Looking back, Strauch describes her misery as, “There would be week stints, day visits – they just couldn’t get rid of it. One parasite was masking the other.
“I had salmonella poisoning for nine months before they were able to treat that.” (Gold Coast Bulletin)
Now she is back to her old self, relishing her time at Bond University, and looking ahead to what she can learn from her experience here in Hangzhou.
“Being on team for the first time means there are a lot of firsts, so a bit more sentimental for us.

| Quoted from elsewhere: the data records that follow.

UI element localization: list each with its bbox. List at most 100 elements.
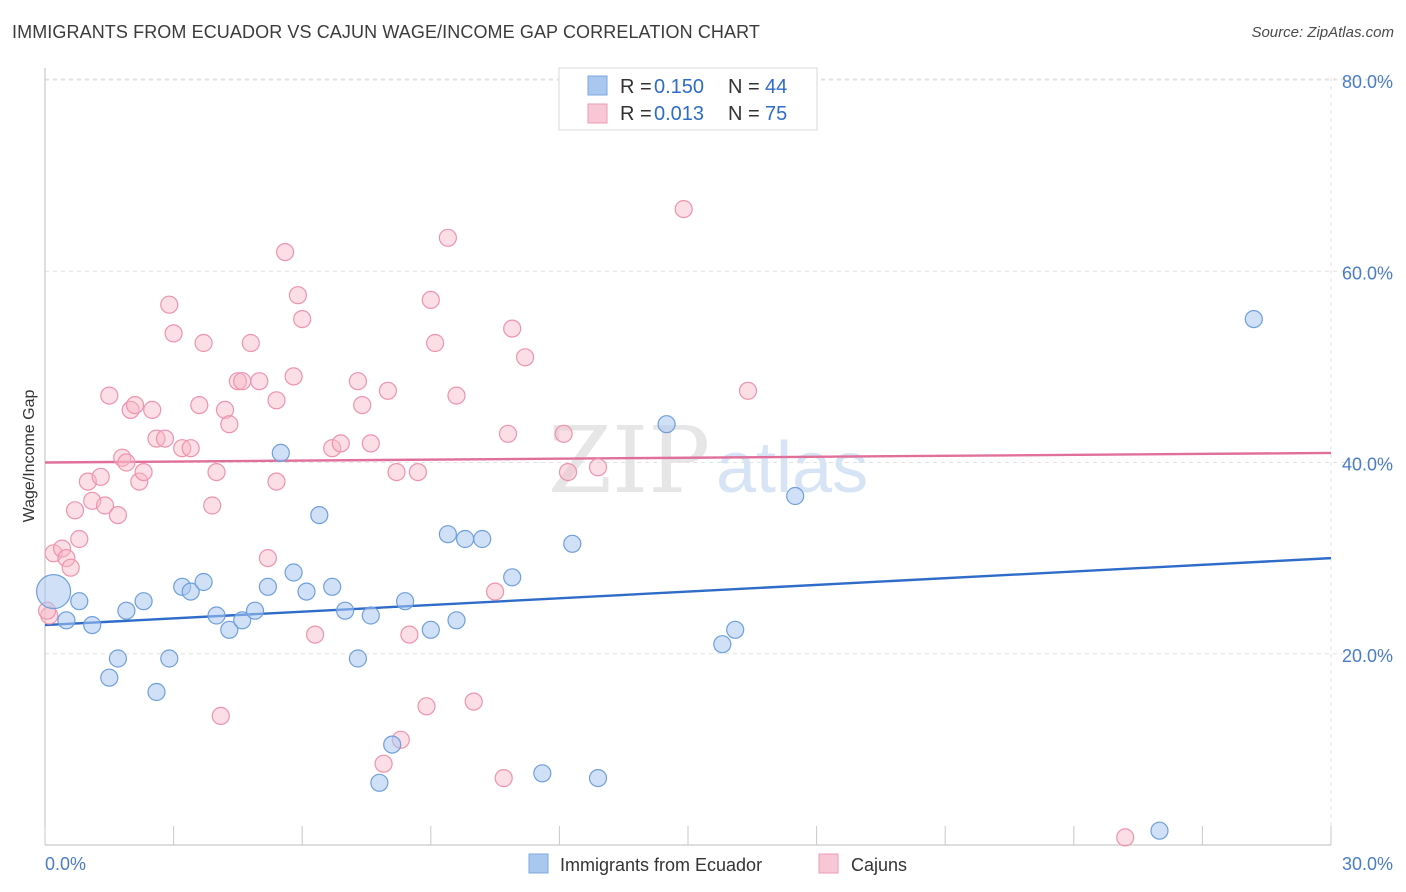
point-cajun — [160, 295, 179, 314]
point-cajun — [554, 424, 573, 443]
point-cajun — [323, 439, 342, 458]
legend-r-label: R = — [620, 76, 652, 98]
point-ecuador — [456, 529, 475, 549]
point-cajun — [100, 386, 119, 405]
legend-r-value-ecuador: 0.150 — [654, 76, 704, 98]
bottom-legend-swatch-ecuador[interactable] — [528, 853, 549, 874]
point-cajun — [374, 754, 393, 773]
point-cajun — [52, 539, 72, 558]
point-ecuador — [100, 668, 119, 687]
point-cajun — [408, 463, 427, 482]
point-cajun — [130, 472, 149, 491]
legend-swatch-cajun — [587, 103, 608, 124]
point-ecuador — [297, 582, 316, 601]
point-cajun — [194, 333, 213, 353]
point-cajun — [134, 463, 153, 482]
point-ecuador — [563, 534, 582, 553]
point-cajun — [233, 372, 252, 391]
point-cajun — [228, 372, 247, 391]
point-cajun — [276, 243, 295, 262]
point-ecuador — [207, 606, 226, 625]
point-ecuador — [503, 568, 522, 587]
point-ecuador — [370, 773, 389, 792]
point-cajun — [155, 429, 175, 448]
point-cajun — [164, 324, 183, 343]
series-legend: Immigrants from Ecuador Cajuns — [528, 853, 907, 875]
point-ecuador — [233, 611, 252, 630]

It is nice to be here and soak it all in and learn from other more experienced athletes.
Strauch continued, “The pool has been good, and training has been going really well so overall it has been great and this is also the first time I have seen snow so that is pretty cool.”
McEvoy is on the other end of the experience spectrum, but still enjoying every minute of the Short Course World Championships preparation.
“Thinking back to my first team at the 2012 Olympics, I look back on that and remember vividly the racing but also have really fond memories of spending time with the other athletes and going through the motions of what it was like to be on a tour with the swim team.”
Applying these championships to the overall Tokyo journey, McEvoy continued, “It gives you that experience in uncharted waters in a way because it is so infrequent to race internationally.
“Getting exposure to all those different types of experiences at an international competition is going to help.
“The more surface areas of experience you get to uncover means by the time to get to one of the more important competitions such as the Olympics you have a bigger toolkit to work with as you go into that competition.”
Quotes courtesy of Swimming Australia.